ABC 20/09/14
JUAN MANUEL DE PRADA
· El gimoteante derecho a decidir es la expresión más en boga de esta demencia que se adueña de los hombres en todos los crepúsculos de la Historia
NO acaba uno de entender el alborozo que los resultados del referéndum escocés han provocado entre los partidarios de una Cataluña española. Mutatismutandis, la permanencia de Escocia en el Reino Unido es, como la independencia de Cataluña, algo contrario a su tradición política: pues Escocia, que durante trescientos años ha permanecido bajo el yugo británico, fue durante muchos más reino independiente, que el felón Guillermo, príncipe de Orange, invadió militarmente, imponiendo una unidad contra natura que los tiempos desnaturalizados que vivimos han acabado por naturalizar, según aquella ofuscación de la conciencia que Nietzsche sintetizó maravillosamente: «¡Mal, sé tu mi bien!». Pero Cataluña nunca fue independiente; y, por lo tanto, ninguna independencia puede recobrar. «Decidiendo» su sumisión a Inglaterra, los escoceses atentan contra su propia naturaleza, como harían los catalanes «decidiendo» independizarse de España. Si yo fuese separatista catalán, lo ocurrido en Escocia me pondría más contento que unas castañuelas (o més
content que un gínjol), porque sabría que en el pudridero europeo los referendos contra natura son posibles; y que, además, resultan vencedoras las pretensiones sin apoyo alguno en la naturaleza de las cosas.
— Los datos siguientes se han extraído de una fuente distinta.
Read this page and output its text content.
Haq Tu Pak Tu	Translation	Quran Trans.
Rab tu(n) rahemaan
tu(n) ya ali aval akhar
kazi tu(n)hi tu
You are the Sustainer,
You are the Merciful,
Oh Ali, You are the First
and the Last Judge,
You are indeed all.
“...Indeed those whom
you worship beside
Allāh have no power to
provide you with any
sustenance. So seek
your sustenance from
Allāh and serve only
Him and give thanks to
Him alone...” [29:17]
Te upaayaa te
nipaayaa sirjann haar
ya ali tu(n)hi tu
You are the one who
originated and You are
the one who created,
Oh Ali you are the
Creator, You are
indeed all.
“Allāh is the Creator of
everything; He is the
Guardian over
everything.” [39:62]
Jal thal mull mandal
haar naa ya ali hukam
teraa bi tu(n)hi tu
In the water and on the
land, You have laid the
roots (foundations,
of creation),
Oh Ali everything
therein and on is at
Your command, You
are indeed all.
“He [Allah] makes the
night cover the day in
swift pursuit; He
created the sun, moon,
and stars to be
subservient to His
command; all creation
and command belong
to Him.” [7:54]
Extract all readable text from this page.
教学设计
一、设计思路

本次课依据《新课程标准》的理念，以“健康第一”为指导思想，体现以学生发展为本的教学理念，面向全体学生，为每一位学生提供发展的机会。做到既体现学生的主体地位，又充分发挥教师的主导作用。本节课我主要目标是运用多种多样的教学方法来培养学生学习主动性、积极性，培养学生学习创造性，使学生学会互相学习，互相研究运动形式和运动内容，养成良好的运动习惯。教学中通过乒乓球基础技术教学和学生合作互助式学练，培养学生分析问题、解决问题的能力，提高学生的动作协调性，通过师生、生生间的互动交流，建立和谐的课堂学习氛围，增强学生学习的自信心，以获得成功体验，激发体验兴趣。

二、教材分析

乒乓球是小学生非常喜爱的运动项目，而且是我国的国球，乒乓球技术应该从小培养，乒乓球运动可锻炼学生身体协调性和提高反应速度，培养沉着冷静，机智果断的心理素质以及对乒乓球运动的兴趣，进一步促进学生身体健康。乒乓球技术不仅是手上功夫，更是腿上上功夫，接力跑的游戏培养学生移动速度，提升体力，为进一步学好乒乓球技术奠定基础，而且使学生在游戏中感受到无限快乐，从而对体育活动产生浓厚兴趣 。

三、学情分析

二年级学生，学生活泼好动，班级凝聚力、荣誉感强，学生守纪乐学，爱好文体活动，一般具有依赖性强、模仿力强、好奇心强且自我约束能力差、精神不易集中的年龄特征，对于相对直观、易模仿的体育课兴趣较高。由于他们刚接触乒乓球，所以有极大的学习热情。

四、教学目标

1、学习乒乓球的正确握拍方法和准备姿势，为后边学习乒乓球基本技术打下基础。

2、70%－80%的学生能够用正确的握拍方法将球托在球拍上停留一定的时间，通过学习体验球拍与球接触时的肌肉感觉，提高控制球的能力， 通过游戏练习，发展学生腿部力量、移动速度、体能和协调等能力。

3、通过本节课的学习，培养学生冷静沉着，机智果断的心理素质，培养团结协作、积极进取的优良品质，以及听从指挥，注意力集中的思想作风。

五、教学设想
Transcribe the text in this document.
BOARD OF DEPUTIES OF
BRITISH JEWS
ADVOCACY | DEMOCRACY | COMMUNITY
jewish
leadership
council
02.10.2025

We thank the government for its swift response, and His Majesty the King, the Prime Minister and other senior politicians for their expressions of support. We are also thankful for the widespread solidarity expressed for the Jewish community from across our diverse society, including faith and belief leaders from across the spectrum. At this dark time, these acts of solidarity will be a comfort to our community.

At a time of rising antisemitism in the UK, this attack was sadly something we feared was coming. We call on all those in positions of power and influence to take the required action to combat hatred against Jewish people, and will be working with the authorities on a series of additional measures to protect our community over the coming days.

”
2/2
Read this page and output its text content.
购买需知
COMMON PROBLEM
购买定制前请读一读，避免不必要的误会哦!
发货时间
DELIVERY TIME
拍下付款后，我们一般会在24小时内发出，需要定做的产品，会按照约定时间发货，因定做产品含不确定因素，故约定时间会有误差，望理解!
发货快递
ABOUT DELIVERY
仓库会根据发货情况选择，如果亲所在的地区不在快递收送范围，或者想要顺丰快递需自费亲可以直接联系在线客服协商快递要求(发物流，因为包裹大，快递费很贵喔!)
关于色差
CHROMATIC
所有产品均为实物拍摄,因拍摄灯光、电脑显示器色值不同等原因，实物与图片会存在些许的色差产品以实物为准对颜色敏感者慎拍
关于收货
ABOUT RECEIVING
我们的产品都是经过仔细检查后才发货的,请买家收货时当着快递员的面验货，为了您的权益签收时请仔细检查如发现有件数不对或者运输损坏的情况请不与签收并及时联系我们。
Todo este lodazal sentimentaloide (ese gimoteante «derecho a decidir», que es como el berrinche del chiquilín caprichoso) en el que chapotea el pudridero europeo es producto de aquella perversión del Derecho que ya advirtiera Cicerón en su tratado De
legibus, dispuesta a reconocer «un derecho al latrocinio, un derecho al adulterio o un derecho a urdir testamentos falsos, si estos actos fueran aprobados por los sufragios u ordenanzas de la masa». Y prosigue Cicerón: «Pues, si tan grande potestad tiene la voluntad o la opinión de los necios, como para que por sus sufragios sea subvertida la naturaleza de las cosas, ¿por qué no habrían de decidir que lo malo y pernicioso es bueno y saludable? Solo por la naturaleza de las cosas podemos distinguir la ley buena de la mala. Y pensar que todo se funda en la opinión y no en la naturaleza es propio de un demente». El gimoteante derecho a decidir es la expresión más en boga de esta demencia que se adueña de los hombres en todos los crepúsculos de la Historia.
Unamuno, menos morigerado que Cicerón, describía las pretensiones independentistas de ciertos catalanes como la «suprema expresión de los atávicos instintos kabileños y cantonales». Y consideraba tales pretensiones «egoístas y feminoides», por estar fundadas en una estrategia cobarde, que busca segregarse como recurso feble de quien ya no tiene arrestos para imponerse. «El deber patriótico de los catalanes –añadía Unamuno– consiste en catalanizar a España, en imponer a los demás españoles su concepto y su sentimiento de la patria común y de lo que debe ser esta; su deber consiste en luchar sin tregua ni descanso contra todo aquello que, siendo debido a la influencia de otra casta, impide, a su convicción, el que España entre de lleno a la vida de la civilización y la cultura».
Pero cuando Unamuno exhortaba a los catalanes a catalanizar España e imponerse culturalmente sobre los demás españoles estaría pensando en catalanes egregios, al estilo de Balmes, Gaudí, Verdaguer o Antonio María Claret. Ahora, para catalanizar España, no habría más armas que el tiquitaca provecto de Xavi Hernández y la tortilla deconstruida de Ferran Adrià, que engendra salmonelosis en el alma. Así se entiende que algunos catalanes prefieran la solución feble y cobardona (sentimentaloide) de la independencia.